It is necessary to select the appropriate caching technology according to the specific application scenarios and requirements, and comprehensively consider factors such as cache consistency, capacity, and update mechanism. At the same time, the design and management of the cache also need to be cautious to avoid cache expansion, data consistency issues, and the impact of expired caches.

2.2, cache classification

1) Local cache:

Store cached data in the internal memory of a single application process, usually using Java collection classes such as HashMap, ConcurrentHashMap, etc. for implementation. The advantage of local caching is that it is fast, easy to implement, and does not require network transmission, but it cannot share data across multiple application processes.

2) Distributed cache:

Store the cache data on multiple servers, and transmit the data through the network to realize cache sharing. Common distributed cache frameworks include Redis, Memcached, Ehcache, etc. The advantages of distributed cache are good scalability, high concurrency support, large capacity, and the ability to improve application reliability and availability.

3) Multi-level cache (local + distributed):

Store cached data in both local cache and distributed cache to speed up access and improve reliability. Common multi-level cache solutions include EHCache+Redis, Guava Cache+Redis, etc. The advantage of multi-level caching is that it takes into account the advantages of local caching and distributed caching, making the caching system more flexible and more powerful.

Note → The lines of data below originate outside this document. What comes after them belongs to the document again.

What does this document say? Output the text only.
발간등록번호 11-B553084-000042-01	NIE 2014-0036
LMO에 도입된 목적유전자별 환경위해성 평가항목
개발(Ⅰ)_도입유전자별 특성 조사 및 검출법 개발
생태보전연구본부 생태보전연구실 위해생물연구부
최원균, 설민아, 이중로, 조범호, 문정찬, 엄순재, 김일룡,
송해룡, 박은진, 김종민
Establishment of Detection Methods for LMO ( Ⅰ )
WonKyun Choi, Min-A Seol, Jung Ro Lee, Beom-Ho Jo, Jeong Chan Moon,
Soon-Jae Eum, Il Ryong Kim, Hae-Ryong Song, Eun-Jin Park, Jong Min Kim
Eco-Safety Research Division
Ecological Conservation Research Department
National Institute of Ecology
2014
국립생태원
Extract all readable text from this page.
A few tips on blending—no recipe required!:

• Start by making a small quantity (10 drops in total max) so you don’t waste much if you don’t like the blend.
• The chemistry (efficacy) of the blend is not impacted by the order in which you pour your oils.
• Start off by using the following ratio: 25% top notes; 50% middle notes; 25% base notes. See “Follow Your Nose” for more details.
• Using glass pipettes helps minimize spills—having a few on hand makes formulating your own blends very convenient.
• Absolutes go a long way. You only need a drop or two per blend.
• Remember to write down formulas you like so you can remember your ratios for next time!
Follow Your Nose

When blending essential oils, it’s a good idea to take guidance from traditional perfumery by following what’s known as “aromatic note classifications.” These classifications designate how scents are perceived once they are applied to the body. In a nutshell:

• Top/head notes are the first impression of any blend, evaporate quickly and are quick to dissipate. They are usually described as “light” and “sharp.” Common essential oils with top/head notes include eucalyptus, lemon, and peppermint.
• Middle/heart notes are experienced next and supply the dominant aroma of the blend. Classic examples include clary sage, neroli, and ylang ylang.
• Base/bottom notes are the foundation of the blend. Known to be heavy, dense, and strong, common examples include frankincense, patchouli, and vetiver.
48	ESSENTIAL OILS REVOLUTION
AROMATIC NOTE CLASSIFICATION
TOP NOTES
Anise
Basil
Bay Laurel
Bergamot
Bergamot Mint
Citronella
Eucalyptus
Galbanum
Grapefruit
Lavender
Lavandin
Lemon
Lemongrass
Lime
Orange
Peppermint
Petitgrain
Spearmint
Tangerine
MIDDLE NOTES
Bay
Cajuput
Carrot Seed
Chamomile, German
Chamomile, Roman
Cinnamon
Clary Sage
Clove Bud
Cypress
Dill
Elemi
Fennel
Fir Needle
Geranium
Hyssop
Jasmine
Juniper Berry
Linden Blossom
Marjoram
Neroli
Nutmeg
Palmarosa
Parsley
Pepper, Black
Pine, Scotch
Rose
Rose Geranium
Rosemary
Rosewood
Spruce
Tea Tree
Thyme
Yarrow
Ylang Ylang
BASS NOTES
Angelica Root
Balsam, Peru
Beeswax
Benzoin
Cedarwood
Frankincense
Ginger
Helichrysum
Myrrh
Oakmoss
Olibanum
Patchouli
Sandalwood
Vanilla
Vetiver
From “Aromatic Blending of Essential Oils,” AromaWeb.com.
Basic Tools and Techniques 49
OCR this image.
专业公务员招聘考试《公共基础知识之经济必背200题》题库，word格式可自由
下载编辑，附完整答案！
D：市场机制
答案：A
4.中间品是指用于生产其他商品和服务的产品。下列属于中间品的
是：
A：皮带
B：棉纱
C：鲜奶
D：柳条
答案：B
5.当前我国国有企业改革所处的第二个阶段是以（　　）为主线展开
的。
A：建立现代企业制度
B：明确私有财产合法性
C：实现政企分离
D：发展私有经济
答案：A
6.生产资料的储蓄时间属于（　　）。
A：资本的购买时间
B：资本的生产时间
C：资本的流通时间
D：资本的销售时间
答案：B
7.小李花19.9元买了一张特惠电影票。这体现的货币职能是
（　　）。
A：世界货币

6. Communication and IO optimization

1. Non-blocking IO and asynchronous IO models

  • The non-blocking IO (Non-blocking IO) model is implemented by using non-blocking sockets, allowing multiple connections to be processed simultaneously in a single thread, reducing thread switching and resource occupation.
  • The asynchronous IO (Asynchronous IO) model can continue to process other tasks after initiating an IO operation by using a callback or event-driven method. When the IO operation is completed, the callback function is triggered to improve the efficiency and throughput of IO.
  • Selecting a suitable IO model requires comprehensive consideration of factors such as the number of concurrent connections, system resources, and response time based on specific application scenarios and requirements.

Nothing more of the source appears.